Alex Scally (left) and Victoria Legrand of Beach House.
The last thing we need is another stupid web series coming to town and ignoring some of the country’s best bands.
’90s and early ’00s
Back in the day, D.C. did have a better, more cohesive music scene than Baltimore. The D.C. scene centered on Dischord Records (founded by Ian MacKaye of Fugazi), which only had one Baltimore band: Lungfish (fronted by Daniel Higgs). There were great Baltimore bands, most notably R&B group Dru Hill, which gave the world Sisqo, who gave the world “Thong Song.” Liquor Bike (whose front man, David Koslowski, is now playing as Small Apartments) and Seade were both signed to Grass/BMG and Candy Machine was on Skene/Elektra. The Oranges Band, who signed to Lookout Records, was another standout. This time period also saw the rise of Baltimore Club music, which was created in the ’80s and blossomed soon after. Scottie B., Shawn Caeser and Rod Lee were among the stars, and Bmore Club is still going strong today.

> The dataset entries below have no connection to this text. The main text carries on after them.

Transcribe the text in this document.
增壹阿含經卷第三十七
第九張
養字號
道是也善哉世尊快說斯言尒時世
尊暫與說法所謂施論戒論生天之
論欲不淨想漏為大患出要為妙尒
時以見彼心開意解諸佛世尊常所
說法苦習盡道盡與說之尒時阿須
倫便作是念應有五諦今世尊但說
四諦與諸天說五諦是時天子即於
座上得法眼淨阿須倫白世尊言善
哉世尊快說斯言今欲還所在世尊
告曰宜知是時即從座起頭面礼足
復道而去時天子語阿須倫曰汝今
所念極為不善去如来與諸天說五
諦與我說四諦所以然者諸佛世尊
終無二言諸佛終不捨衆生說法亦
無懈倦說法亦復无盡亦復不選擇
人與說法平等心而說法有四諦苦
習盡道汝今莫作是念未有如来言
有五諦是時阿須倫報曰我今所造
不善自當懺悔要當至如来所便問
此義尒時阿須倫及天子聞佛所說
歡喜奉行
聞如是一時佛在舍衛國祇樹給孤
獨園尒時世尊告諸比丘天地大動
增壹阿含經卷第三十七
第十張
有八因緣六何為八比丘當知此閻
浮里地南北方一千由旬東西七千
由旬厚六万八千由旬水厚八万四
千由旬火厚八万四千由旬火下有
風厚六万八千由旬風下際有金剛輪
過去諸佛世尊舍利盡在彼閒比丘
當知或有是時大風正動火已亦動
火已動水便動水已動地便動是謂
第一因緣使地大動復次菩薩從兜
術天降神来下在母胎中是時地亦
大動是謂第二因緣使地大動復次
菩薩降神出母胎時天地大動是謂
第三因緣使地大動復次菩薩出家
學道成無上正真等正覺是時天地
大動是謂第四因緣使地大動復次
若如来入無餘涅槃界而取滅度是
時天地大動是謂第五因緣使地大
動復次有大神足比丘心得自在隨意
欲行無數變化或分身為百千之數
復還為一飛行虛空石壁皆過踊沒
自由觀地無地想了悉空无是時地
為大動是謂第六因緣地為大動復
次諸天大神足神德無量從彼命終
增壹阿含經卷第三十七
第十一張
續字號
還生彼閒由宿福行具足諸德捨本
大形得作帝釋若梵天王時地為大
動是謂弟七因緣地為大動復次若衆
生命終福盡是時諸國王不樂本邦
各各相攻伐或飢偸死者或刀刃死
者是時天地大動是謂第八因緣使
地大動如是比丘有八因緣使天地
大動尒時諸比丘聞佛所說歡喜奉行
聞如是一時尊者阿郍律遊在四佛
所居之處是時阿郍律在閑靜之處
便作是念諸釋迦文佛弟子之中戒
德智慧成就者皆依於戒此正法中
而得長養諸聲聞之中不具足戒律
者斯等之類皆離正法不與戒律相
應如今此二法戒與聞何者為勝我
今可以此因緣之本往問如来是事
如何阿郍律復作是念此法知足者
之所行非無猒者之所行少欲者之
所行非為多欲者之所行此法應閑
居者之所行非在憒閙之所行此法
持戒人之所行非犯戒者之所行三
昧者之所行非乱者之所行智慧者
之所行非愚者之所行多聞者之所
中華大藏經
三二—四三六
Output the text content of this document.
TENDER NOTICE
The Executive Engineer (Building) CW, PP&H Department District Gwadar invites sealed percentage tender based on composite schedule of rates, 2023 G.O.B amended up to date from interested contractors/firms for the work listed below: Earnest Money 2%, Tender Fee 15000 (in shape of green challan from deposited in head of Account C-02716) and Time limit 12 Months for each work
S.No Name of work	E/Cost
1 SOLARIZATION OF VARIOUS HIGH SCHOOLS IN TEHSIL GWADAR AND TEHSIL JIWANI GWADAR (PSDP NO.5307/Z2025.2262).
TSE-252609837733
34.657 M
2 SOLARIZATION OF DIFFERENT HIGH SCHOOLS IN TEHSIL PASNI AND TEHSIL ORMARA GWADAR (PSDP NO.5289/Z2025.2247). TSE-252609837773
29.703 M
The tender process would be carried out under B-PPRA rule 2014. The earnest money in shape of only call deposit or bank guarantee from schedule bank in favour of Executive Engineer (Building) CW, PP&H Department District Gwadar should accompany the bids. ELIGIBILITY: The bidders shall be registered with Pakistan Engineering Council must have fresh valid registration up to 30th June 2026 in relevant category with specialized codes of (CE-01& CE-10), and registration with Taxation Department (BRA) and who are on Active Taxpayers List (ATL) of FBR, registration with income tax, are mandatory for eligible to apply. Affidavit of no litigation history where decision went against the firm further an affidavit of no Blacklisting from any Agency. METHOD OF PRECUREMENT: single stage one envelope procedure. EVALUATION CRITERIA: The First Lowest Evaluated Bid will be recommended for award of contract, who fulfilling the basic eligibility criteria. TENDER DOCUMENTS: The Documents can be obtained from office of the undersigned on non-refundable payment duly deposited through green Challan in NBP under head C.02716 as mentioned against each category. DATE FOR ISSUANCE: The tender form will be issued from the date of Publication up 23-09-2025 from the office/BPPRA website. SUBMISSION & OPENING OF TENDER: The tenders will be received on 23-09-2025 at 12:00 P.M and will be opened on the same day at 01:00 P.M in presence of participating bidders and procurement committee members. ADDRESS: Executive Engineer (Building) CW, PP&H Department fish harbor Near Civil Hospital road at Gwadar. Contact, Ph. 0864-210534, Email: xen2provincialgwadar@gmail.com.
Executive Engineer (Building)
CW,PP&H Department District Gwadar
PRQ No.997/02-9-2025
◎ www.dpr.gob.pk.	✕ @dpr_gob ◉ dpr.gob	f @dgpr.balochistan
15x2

This is where everything heats up. Dan Deacon, who moved to Baltimore from New York in 2004 with the folks who would become the experimental arts collective Wham City, begins to get some national attention for his off-the-chain live shows. In 2004, Victoria Legrand and Alex Scally team up to become the dream pop duo Beach House, releasing a critically acclaimed self-titled album in 2006. That same year, Wham City organizes Whartscape, an alternative to Artscape, featuring live music and performance art. Many of these concerts are held in underground performance spaces, from the CopyCat Building in Station North to Floristree to G-Spot.
Around this time, you begin to get the sense that anything is possible — anything is worth trying. And with the right amount of enthusiasm, it just might work. The weirder the idea, the better. A video of a guy making, eating and vomiting a Toothbeef sandwich? A theatrical reinterpretation of “Jurassic Park? “Stab My Face?” Why not?
While the most publicized at the time, Wham City is not the only group on the Baltimore music scene. Far from it. Lake Trout, who had ruled the city’s jam scene, pass the torch to the Bridge, who have a great run of shows at The 8×10. And the Beechfields record label provides a home for songwriters including Mike Nestor and Austin Stahl.